THE IMPORTANCE AND ORIGIN OF ULTRAMYLONITES: AN EXPERIMENTAL PERSPECTIVE (Invited Presentation)

Ultramylonites—intensely deformed rocks with small grain sizes and well-mixed mineral phases—are found throughout the high-strain interiors of ductile shear zones, from the meter to plate boundary scale. In laboratory experiments and numerical simulations, coupled grain size reduction and phase mixing produce strain localization and long-lived rheological weakening. Thus, ultramylonites are thought to be an essential component of Earth-like plate tectonics, which requires long-lived, self-softening deformation.

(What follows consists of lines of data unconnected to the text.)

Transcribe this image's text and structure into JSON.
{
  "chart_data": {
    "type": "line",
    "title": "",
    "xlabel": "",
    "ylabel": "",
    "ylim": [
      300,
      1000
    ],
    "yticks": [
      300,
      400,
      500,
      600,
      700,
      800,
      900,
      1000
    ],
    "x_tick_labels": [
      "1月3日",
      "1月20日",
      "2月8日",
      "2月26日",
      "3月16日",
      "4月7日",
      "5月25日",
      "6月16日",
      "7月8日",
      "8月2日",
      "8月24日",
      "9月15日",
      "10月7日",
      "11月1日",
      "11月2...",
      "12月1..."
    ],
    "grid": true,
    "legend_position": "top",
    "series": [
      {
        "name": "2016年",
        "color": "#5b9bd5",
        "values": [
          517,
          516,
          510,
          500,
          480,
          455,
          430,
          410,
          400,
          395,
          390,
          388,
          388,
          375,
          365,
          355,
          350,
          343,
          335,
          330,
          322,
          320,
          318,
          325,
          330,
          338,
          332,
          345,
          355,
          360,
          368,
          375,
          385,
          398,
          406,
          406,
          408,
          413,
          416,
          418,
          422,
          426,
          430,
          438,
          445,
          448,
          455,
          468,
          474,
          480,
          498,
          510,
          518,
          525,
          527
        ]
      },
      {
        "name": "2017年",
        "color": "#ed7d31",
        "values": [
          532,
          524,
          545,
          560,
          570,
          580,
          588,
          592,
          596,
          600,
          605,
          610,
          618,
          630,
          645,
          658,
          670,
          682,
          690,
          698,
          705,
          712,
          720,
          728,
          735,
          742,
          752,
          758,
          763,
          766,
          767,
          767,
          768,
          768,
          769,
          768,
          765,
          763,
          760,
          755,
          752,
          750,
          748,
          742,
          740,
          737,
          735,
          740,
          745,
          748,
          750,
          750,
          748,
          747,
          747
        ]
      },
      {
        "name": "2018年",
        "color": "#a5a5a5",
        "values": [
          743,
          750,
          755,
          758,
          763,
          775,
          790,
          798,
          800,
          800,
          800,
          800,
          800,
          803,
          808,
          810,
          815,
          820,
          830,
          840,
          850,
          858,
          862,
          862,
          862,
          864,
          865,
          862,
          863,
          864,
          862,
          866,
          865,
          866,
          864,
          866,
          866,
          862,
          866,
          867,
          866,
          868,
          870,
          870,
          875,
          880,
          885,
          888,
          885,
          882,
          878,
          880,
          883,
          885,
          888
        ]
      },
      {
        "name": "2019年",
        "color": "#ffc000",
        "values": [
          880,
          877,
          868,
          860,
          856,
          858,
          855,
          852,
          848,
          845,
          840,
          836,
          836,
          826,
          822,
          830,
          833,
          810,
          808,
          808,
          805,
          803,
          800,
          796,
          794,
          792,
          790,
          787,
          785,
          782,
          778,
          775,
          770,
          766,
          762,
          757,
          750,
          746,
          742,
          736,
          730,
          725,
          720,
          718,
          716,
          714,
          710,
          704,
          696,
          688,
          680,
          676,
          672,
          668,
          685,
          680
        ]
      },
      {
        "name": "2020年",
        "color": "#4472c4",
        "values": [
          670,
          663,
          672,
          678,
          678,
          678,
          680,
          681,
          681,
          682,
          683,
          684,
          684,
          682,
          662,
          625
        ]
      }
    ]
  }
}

However, while the processes responsible for grain size reduction (e.g., dynamic recrystallization) are well understood, comparatively little is known about phase mixing mechanisms. This talk will examine a series of high-strain torsion experiments on poorly-mixed two-phase composites. Samples of calcite-anhydrite and calcite-fluorite were deformed in a Large Volume Torsion (LVT) apparatus at 500°C, 0.75–1.5 GPa confining pressure, and 10^-6–10^-4 s^-1 shear strain rate, to very large shear strains (γ > 50). Through microstructural (SEM, EBSD) analyses, we will show how ultramylonites form over long transient intervals by the shearing, stretching, and rending of compositional domains. We will discuss the influence of starting microstructure, viscosity contrast, and strain partitioning on phase mixing, and also examine the timescales and conditions required for ultramylonite formation in Earth’s lithosphere.